新政府軍は城の外郭にあたる松ケ峰門に到達するも、ここには新選組が待ちかまえていた。しかし土方の姿はない。斎藤一が新選組の指揮にあたっていた。もしやしたら土方は近藤の後追い自殺をするのではと、斎藤が心配になるほど土方の心の傷は大きかった。

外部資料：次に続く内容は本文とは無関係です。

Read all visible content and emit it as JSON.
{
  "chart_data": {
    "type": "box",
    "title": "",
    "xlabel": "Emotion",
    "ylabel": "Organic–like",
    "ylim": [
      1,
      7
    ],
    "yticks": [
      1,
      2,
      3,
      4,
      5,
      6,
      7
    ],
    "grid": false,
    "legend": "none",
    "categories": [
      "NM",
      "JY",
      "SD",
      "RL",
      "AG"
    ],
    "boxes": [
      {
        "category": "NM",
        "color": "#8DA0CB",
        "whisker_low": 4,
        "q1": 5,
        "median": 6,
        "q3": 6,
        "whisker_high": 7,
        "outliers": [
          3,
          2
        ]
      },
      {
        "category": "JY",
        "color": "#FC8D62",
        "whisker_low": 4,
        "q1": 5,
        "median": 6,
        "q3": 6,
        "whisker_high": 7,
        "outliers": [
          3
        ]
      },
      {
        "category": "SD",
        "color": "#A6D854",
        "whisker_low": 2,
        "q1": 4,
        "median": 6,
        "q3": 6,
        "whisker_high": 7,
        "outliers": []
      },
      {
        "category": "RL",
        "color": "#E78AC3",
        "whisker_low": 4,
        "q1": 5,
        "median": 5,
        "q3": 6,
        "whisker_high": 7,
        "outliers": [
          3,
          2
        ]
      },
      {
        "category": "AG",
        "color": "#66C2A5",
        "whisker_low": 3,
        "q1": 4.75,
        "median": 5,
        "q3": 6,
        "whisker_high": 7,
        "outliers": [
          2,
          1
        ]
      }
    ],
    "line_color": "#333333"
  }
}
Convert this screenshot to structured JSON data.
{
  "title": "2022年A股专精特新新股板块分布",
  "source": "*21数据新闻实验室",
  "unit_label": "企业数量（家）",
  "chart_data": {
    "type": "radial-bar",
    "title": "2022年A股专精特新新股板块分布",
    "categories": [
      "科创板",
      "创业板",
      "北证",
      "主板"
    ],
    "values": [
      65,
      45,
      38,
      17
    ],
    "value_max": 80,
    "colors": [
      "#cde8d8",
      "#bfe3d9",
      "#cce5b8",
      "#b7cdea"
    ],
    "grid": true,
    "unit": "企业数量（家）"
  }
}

新政府軍は容赦なく迫りくる。守備側の士気はふるわかなった。土方不在、そして近藤が死んだという怪情報も乱れ飛び、隊士たちに少なからず動揺をあたえた。やがて敵兵が土塁をよじ登ってくる。
「ひいい! 助けてくれ!」
一人の末端の隊士が、敵を恐れて戦線を離脱しようとする。しかしその隊士の前に仁王のように立ちはだかる者がいた。
「この卑怯者め!」
次の瞬間、その隊士は斬りすてられていた。敵兵ではなく土方だった。予期せぬ出現に全隊士に緊張が走る。
「斎藤、手ぬるいぞ! これからは俺が指揮をとる。敵を恐れる者は何人たりとも斬る!」
土方は目が真っ赤だった。その気迫の一声に全軍の空気が豹変する。何しろ内部粛清は日常茶飯事の新選組であったが、さすがに戦場で味方が味方に斬殺されたことは今まで一度もなかった。退路を失った隊士たちは、もはや覚悟せざるをえなかった。新政府軍も苦戦し城を攻略することができない。しかし昼頃、その土方もまた左太腿を銃弾で打ち抜かれてしまう。
「土方さん! その傷ではもう無理です。後は我等が引き受けます」
斎藤が、土方に後方に退くよう懇願した。
だが土方の目はなおも闘志を失っておらず、まるで怨霊のように敵の方角を向き、引き続き全軍を統率しようとした。
「何としても我等で……誠の旗を……」
重傷の土方はついに城の奥へと担ぎこまれた。
この後、結局宇都宮城は陥落。旧幕府軍の勢力は会津を目指すこととなる。だが近藤を失ってなお、土方歳三の戦いは続くのだった。